Le sens du rapprochement des deux événements est clair : l’envoi en Thrace de sept cents hilotes (probablement désignés parmi les plus valeureux, présumés les plus dangereux) est une façon de se débarrasser d’eux. On a parfois objecté à cette interprétation de Thucydide qu’il est étrange de confier des opérations importantes à des troupes jugées peu sûres, mais il convient de souligner que le risque de mutinerie des hilotes enrôlés comme hoplites était très limité, du fait de la présence à leurs côtés de mercenaires péloponnésiens. Les hilotes placés sous l’autorité de Brasidas combattirent vaillamment, et leur activité militaire permit à la cité de compenser en partie la diminution des effectifs civiques. Ces hoplites gardèrent le statut d’hilotes pendant toute la campagne de Thrace, et c’est seulement à leur retour à Sparte, après la paix de Nicias, qu’ils furent affranchis (parce qu’eux-mêmes, bien sûr, estimaient mériter la liberté, mais aussi et surtout parce que les Spartiates ne tenaient pas à renvoyer ces combattants aguerris dans les villages, au milieu des hilotes). Les Lacédémoniens décident aussi, dans un premier temps, que ces “Brasidiens” pourraient “résider où ils voudraient”, οἰκεῖν ὅπου ἂν βούλωνται (Thucydide V 34, 1) : la formule traduit probablement leur embarras devant cette nouvelle catégorie d’hoplites démobilisés, libres mais sans klèros, et vise peut-être à encourager ces affranchis à s’expatrier, par exemple en s’engageant comme mercenaires. Peu après, les Spartiates trouvèrent une solution au problème de l’entretien des Brasidiens : ils les établirent sur le territoire de Lépréon, enlevé aux Éléens avec lesquels ils étaient en conflit. Les Brasidiens de Lépréon évoquent les clérouques athéniens établis dans diverses cités alliées, avec cette grande différence bien sûr qu’ils ne sont pas citoyens.

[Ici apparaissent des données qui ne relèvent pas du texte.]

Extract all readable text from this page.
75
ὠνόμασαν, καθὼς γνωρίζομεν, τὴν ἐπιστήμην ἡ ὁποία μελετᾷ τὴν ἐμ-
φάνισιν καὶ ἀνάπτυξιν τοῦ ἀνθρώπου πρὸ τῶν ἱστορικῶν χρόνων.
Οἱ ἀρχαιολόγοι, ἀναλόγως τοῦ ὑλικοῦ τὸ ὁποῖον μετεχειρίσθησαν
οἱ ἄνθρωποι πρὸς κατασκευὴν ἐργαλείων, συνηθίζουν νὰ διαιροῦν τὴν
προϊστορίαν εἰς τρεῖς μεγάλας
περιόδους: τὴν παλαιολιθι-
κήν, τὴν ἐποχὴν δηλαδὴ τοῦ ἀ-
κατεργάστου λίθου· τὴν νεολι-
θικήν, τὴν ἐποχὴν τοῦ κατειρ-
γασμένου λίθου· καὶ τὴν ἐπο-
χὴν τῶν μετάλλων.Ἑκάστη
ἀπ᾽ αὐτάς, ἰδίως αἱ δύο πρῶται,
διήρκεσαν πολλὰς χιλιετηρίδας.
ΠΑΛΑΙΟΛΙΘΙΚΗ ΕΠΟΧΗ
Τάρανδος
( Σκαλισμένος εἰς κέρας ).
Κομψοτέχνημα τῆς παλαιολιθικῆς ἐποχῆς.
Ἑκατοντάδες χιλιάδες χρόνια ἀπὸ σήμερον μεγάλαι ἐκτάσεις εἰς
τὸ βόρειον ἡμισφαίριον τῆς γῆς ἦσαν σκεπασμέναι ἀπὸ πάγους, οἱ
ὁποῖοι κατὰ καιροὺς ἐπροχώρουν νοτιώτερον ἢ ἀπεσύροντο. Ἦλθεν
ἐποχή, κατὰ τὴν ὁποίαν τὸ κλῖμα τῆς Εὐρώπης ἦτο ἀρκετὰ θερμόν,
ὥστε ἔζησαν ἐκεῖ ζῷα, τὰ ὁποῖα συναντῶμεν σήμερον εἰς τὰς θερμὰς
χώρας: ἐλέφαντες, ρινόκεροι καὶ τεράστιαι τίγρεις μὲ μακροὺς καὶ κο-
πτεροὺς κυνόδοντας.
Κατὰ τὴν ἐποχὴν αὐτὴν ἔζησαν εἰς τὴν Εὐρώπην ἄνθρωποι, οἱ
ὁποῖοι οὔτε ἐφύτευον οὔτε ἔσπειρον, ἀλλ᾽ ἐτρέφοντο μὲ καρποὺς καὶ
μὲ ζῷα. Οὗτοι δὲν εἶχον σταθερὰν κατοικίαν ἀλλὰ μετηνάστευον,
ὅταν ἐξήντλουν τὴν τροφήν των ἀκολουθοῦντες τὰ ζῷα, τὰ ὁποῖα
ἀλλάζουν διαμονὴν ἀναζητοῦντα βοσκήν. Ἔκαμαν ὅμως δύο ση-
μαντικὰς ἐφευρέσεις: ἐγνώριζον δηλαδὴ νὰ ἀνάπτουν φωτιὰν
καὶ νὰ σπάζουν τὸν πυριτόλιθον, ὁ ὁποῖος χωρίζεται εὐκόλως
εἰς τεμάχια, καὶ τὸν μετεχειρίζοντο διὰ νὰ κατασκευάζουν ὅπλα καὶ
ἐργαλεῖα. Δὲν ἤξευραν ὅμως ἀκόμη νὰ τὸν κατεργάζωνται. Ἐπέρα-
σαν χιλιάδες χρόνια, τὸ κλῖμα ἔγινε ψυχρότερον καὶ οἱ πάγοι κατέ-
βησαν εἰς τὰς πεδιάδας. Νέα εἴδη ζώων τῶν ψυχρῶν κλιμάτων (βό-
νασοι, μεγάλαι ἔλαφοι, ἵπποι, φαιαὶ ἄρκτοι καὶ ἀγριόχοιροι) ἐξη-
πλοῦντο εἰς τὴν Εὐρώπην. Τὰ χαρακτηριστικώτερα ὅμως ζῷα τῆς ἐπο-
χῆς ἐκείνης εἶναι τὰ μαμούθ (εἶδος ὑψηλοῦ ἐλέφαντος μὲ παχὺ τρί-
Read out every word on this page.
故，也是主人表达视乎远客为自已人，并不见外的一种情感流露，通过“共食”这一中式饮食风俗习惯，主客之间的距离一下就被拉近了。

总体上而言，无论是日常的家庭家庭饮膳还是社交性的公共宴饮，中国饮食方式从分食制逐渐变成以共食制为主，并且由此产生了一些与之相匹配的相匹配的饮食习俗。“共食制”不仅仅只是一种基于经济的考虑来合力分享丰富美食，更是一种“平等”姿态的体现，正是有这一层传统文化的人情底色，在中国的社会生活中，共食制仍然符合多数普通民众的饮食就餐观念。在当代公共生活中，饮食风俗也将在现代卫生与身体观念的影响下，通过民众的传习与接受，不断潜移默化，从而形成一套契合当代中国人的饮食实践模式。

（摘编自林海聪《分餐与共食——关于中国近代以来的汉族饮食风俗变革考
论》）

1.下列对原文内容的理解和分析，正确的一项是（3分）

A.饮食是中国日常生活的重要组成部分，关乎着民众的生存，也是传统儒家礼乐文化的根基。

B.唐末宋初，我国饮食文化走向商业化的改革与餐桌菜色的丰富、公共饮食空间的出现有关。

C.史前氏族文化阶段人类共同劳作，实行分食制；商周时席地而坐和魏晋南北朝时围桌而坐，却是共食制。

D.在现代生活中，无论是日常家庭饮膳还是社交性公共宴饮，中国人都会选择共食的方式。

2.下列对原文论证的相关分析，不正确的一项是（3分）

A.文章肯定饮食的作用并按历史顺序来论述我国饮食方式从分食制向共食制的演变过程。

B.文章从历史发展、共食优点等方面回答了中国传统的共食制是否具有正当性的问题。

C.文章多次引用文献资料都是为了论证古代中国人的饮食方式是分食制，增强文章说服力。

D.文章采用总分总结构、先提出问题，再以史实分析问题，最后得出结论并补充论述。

Parmi les bénéficiaires de cette installation à Lépréon, Thucydide mentionne “les néodamodes” à côté des Brasidiens. C’est la première fois qu’apparaît le terme, mais au moment où Thucydide rédige ce passage de son histoire, le mot est visiblement devenu assez courant pour que l’historien juge inutile de le définir. Les néodamodes, comme les Brasidiens, sont d’anciens hilotes enrôlés comme hoplites, qui cependant sont affranchis au cours de leurs campagnes militaires46 (et non après). Pendant la deuxième moitié de la guerre du Péloponnèse, Sparte recrute à plusieurs reprises des hilotes combattant comme hoplites, qui sont affranchis et deviennent néodamodes47. Dans l’immédiat, cette politique ne présente que des avantages : elle accroît la puissance militaire de la cité, et en même temps elle éloigne les hilotes les plus entreprenants, limitant ainsi le risque d’agitation révolutionnaire. Plus tard, la nouvelle catégorie des néodamodes pose à son tour un grave problème social : lors de la démobilisation qui suit la victoire sur Athènes, ces “nouveaux citoyens” qui ne sont pas citoyens48 et qui n’ont pas de terres49 (la solution trouvée à Lépréon n’ayant pu se répéter) forment une masse au statut ambigu et sans moyen d’existence. Au lendemain de la conspiration de Cinadon, pour prévenir le péril que représentait cette nouvelle classe dangereuse, bien entraînée, les Spartiates envoient deux mille néodamodes en Asie dans l’armée d’Agésilas (qui rejoignent les mille néodamodes qui accompagnaient déjà Thibron). Il est probable qu’une partie des néodamodes envoyés contre Olynthe lors des expéditions de 382-381 étaient d’anciens combattants de l’armée d’Agésilas en Asie, mais il est également vraisemblable que les Spartiates ont continué à recruter des hilotes comme hoplites et à les affranchir avec le statut de néodamodes, pour tirer parti d’effectifs disponibles au moment où le maintien de leur hégémonie exigeait de nombreux engagements militaires, mais aussi pour ne pas fermer aux plus ambitieux des hilotes une voie de promotion relative qui avait commencé à leur devenir familière.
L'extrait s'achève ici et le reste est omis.